Сначала старуха налила Жаку, потом Жильберу, остатки стала есть сама прямо из супницы.

Все трое ужинали с большим аппетитом. Оробевший Жильбер старался есть как можно медленнее; он понимал, что стал невольной причиной всех этих семейных дрязг. Однако, как ни старался, он первым опорожнил тарелку.

Старуха бросила на него возмущенный взгляд.

— Кто сегодня заходил? — спросил Жак, отвлекая внимание Терезы.

— Да все, кому не лень, как обычно. Вы обещали госпоже де Буффлер четыре тетради стихов, госпоже д’Эскар — две арии, а госпоже де Пентьевр — квартет с аккомпанементом. Одни явились собственной персоной, другие прислали прислугу. Да куда там! Господин Жак собирал травы, а так как нельзя и отдыхать и в то же время работать, то дамам пришлось уйти ни с чем.

Жак не проронил ни слова, к величайшему удивлению Жильбера, ожидавшего, что старик рассердится. Но так как на сей раз обидные слова касались одного старика, он и глазом не моргнул, выслушивая их.

За супом последовал малюсенький кусочек вареной говядины; он был подан на небольшой фарфоровой тарелке, исцарапанной ножами.

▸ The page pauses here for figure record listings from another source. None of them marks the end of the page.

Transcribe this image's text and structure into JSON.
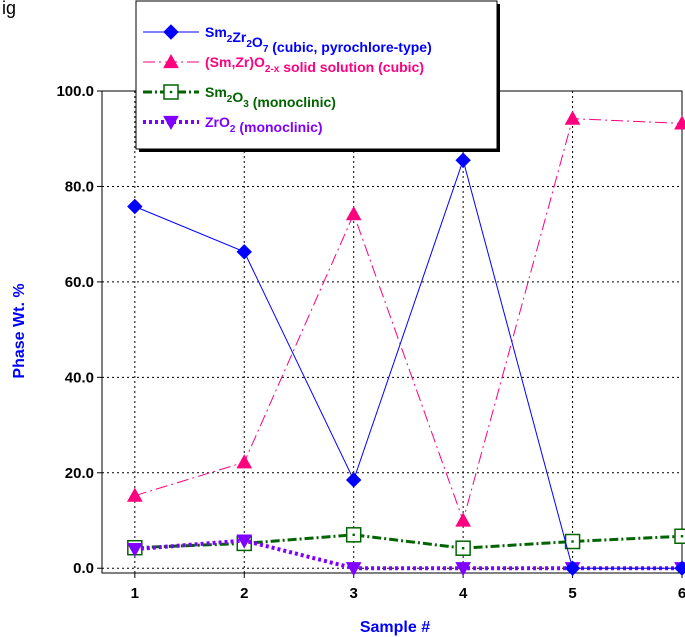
{
  "header_text": "ig",
  "chart_data": {
    "type": "line",
    "x": [
      1,
      2,
      3,
      4,
      5,
      6
    ],
    "xlabel": "Sample #",
    "ylabel": "Phase Wt. %",
    "xlim": [
      0.7,
      6
    ],
    "ylim": [
      -1,
      100
    ],
    "x_ticks": [
      "1",
      "2",
      "3",
      "4",
      "5",
      "6"
    ],
    "y_ticks": [
      "0.0",
      "20.0",
      "40.0",
      "60.0",
      "80.0",
      "100.0"
    ],
    "y_tick_values": [
      0,
      20,
      40,
      60,
      80,
      100
    ],
    "grid": true,
    "legend_position": "top-left",
    "series": [
      {
        "name": "Sm2Zr2O7 (cubic, pyrochlore-type)",
        "legend_parts": [
          [
            "Sm",
            ""
          ],
          [
            "2",
            "sub"
          ],
          [
            "Zr",
            ""
          ],
          [
            "2",
            "sub"
          ],
          [
            "O",
            ""
          ],
          [
            "7",
            "sub"
          ],
          [
            " (cubic, pyrochlore-type)",
            ""
          ]
        ],
        "values": [
          75.8,
          66.3,
          18.5,
          85.5,
          0.0,
          0.0
        ],
        "color": "#0000ff",
        "marker": "diamond",
        "line": "solid"
      },
      {
        "name": "(Sm,Zr)O2-x solid solution (cubic)",
        "legend_parts": [
          [
            "(Sm,Zr)O",
            ""
          ],
          [
            "2-x",
            "sub"
          ],
          [
            " solid solution (cubic)",
            ""
          ]
        ],
        "values": [
          15.2,
          22.2,
          74.2,
          10.0,
          94.2,
          93.2
        ],
        "color": "#ff007f",
        "marker": "triangle-up",
        "line": "dashdot"
      },
      {
        "name": "Sm2O3 (monoclinic)",
        "legend_parts": [
          [
            "Sm",
            ""
          ],
          [
            "2",
            "sub"
          ],
          [
            "O",
            ""
          ],
          [
            "3",
            "sub"
          ],
          [
            " (monoclinic)",
            ""
          ]
        ],
        "values": [
          4.3,
          5.2,
          7.0,
          4.2,
          5.6,
          6.7
        ],
        "color": "#006400",
        "marker": "square-open",
        "line": "dashdot-thick"
      },
      {
        "name": "ZrO2 (monoclinic)",
        "legend_parts": [
          [
            "ZrO",
            ""
          ],
          [
            "2",
            "sub"
          ],
          [
            " (monoclinic)",
            ""
          ]
        ],
        "values": [
          4.0,
          5.8,
          0.0,
          0.0,
          0.0,
          0.0
        ],
        "color": "#7f00ff",
        "marker": "triangle-down",
        "line": "dotted-thick"
      }
    ]
  }
}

Жак положил Жильберу крохотный кусочек, будучи под неусыпным оком Терезы, потом взял себе почти такую же порцию и передал блюдо хозяйке.

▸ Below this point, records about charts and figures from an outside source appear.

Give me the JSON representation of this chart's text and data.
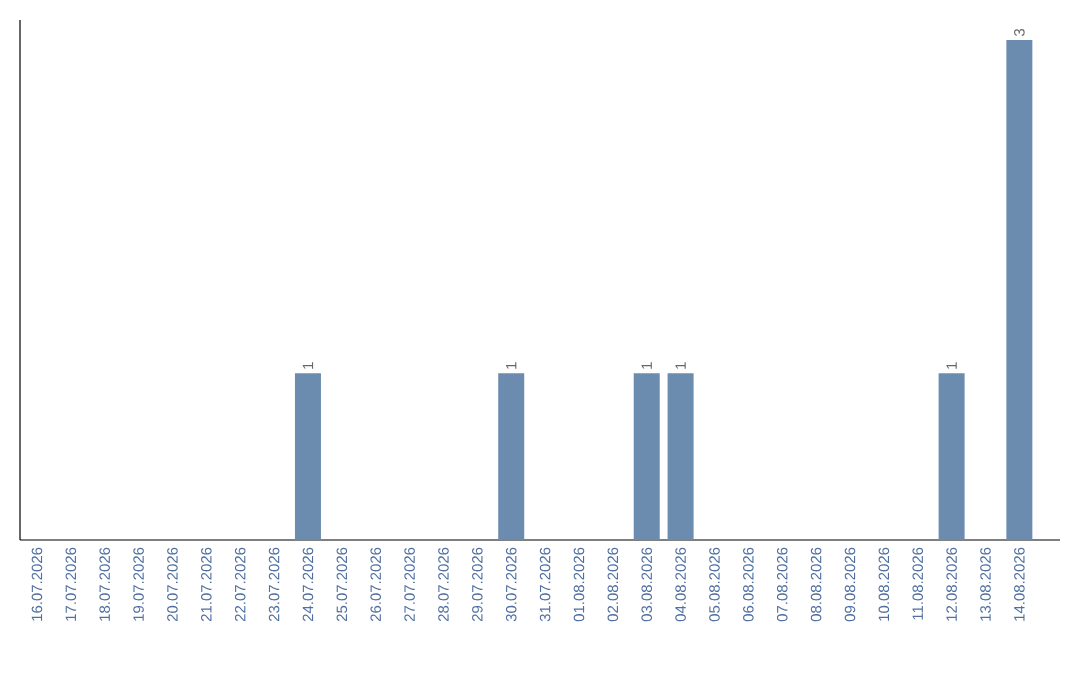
{
  "chart_data": {
    "type": "bar",
    "color": "#6b8cae",
    "categories": [
      "16.07.2026",
      "17.07.2026",
      "18.07.2026",
      "19.07.2026",
      "20.07.2026",
      "21.07.2026",
      "22.07.2026",
      "23.07.2026",
      "24.07.2026",
      "25.07.2026",
      "26.07.2026",
      "27.07.2026",
      "28.07.2026",
      "29.07.2026",
      "30.07.2026",
      "31.07.2026",
      "01.08.2026",
      "02.08.2026",
      "03.08.2026",
      "04.08.2026",
      "05.08.2026",
      "06.08.2026",
      "07.08.2026",
      "08.08.2026",
      "09.08.2026",
      "10.08.2026",
      "11.08.2026",
      "12.08.2026",
      "13.08.2026",
      "14.08.2026"
    ],
    "values": [
      0,
      0,
      0,
      0,
      0,
      0,
      0,
      0,
      1,
      0,
      0,
      0,
      0,
      0,
      1,
      0,
      0,
      0,
      1,
      1,
      0,
      0,
      0,
      0,
      0,
      0,
      0,
      1,
      0,
      3
    ],
    "value_labels": [
      null,
      null,
      null,
      null,
      null,
      null,
      null,
      null,
      "1",
      null,
      null,
      null,
      null,
      null,
      "1",
      null,
      null,
      null,
      "1",
      "1",
      null,
      null,
      null,
      null,
      null,
      null,
      null,
      "1",
      null,
      "3"
    ],
    "data_labels": false
  }
}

Она взялась за хлеб и протянула кусок Жильберу.

Кусок был такой тоненький, что Жак покраснел от стыда. Он дождался, пока Тереза отрежет хлеба ему, потом себе, а затем забрал у нее булку и сказал:

— Отрежьте себе хлеба сами, мой юный друг, и ешьте досыта, прошу вас. Хлеб жалко давать тому, кто его не бережет.

Затем было подано блюдо зеленой фасоли в масле.

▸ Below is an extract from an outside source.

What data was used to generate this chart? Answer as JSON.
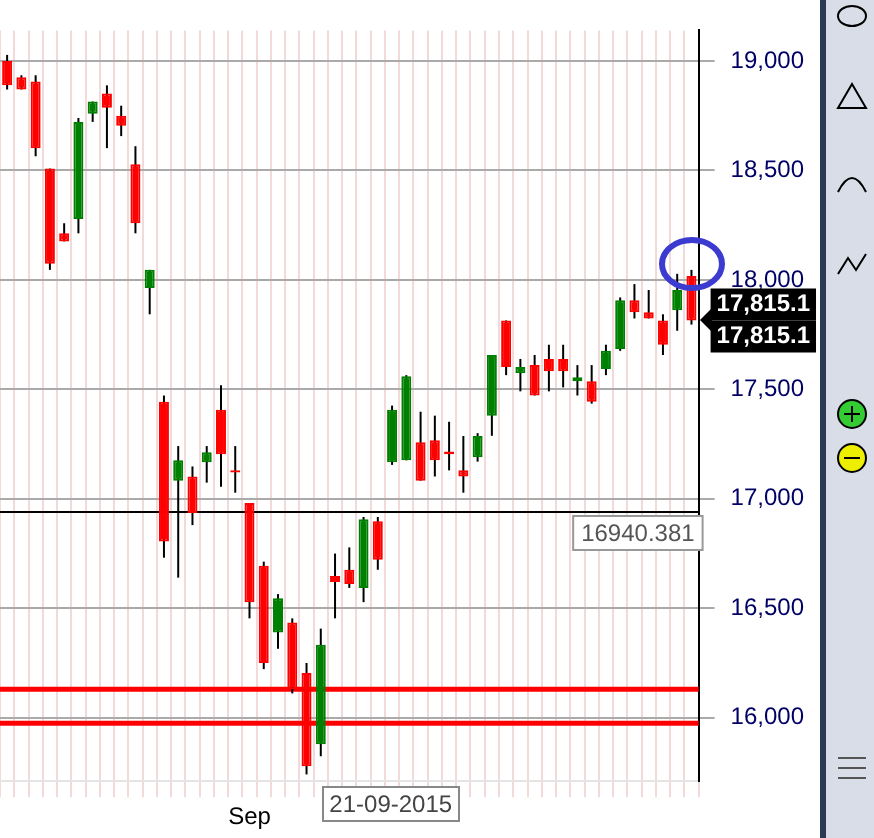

— Взгляните, какая у нас зеленая фасоль, — предложил Жак, — это из наших запасов, и нам она кажется очень вкусной.

Он передал блюдо Жильберу.

— Благодарю вас, сударь, за прекрасный ужин, — отвечал тот, — я сыт.

— Господин иного мнения о моей фасоли, — с кислой миной заметила Тереза, — он, вероятно, предпочитает свежую фасоль, да нам это не по карману.

— Что вы, сударыня. Ваша фасоль изумительна, и я бы с удовольствием ее отведал, но я всегда ем только одно блюдо.

— И пьете только воду? — спросил Жак, протягивая ему бутылку.

— Да, сударь.

Себе Жак налил немного неразбавленного вина.

— А теперь, женушка, — сказал он, ставя бутылку на прежнее место, — прошу вас приготовить молодому человеку постель, он очень устал.

Тереза выронила вилку и с испугом уставилась на мужа.

— Приготовить постель? Да вы с ума сошли! Вы хотите оставить его на ночь? Может, вы собираетесь уложить его в своей постели? Да нет, он просто потерял голову… Вы, должно быть, решили открыть пансион? В таком случае на меня можете не рассчитывать. Поищите себе кухарку и служанку. С меня довольно вас одного, я не собираюсь убирать за другими.

— Тереза! — строго и внушительно произнес Жак. — Выслушайте меня, дорогая: это всего на одну ночь, молодой человек в первый раз в Париже, я его сюда привел. Я не хочу, чтобы он ночевал на постоялом дворе, даже если мне придется уступить ему свою постель, как вы предложили.

Старик уже второй раз пытался действовать наперекор жене. Он замолчал и стал ждать, что она скажет.

Пока он говорил, Тереза не сводила с него внимательных глаз, следя за каждым мускулом его лица. Кажется, она поняла, что бороться бесполезно, и резко переменила тактику.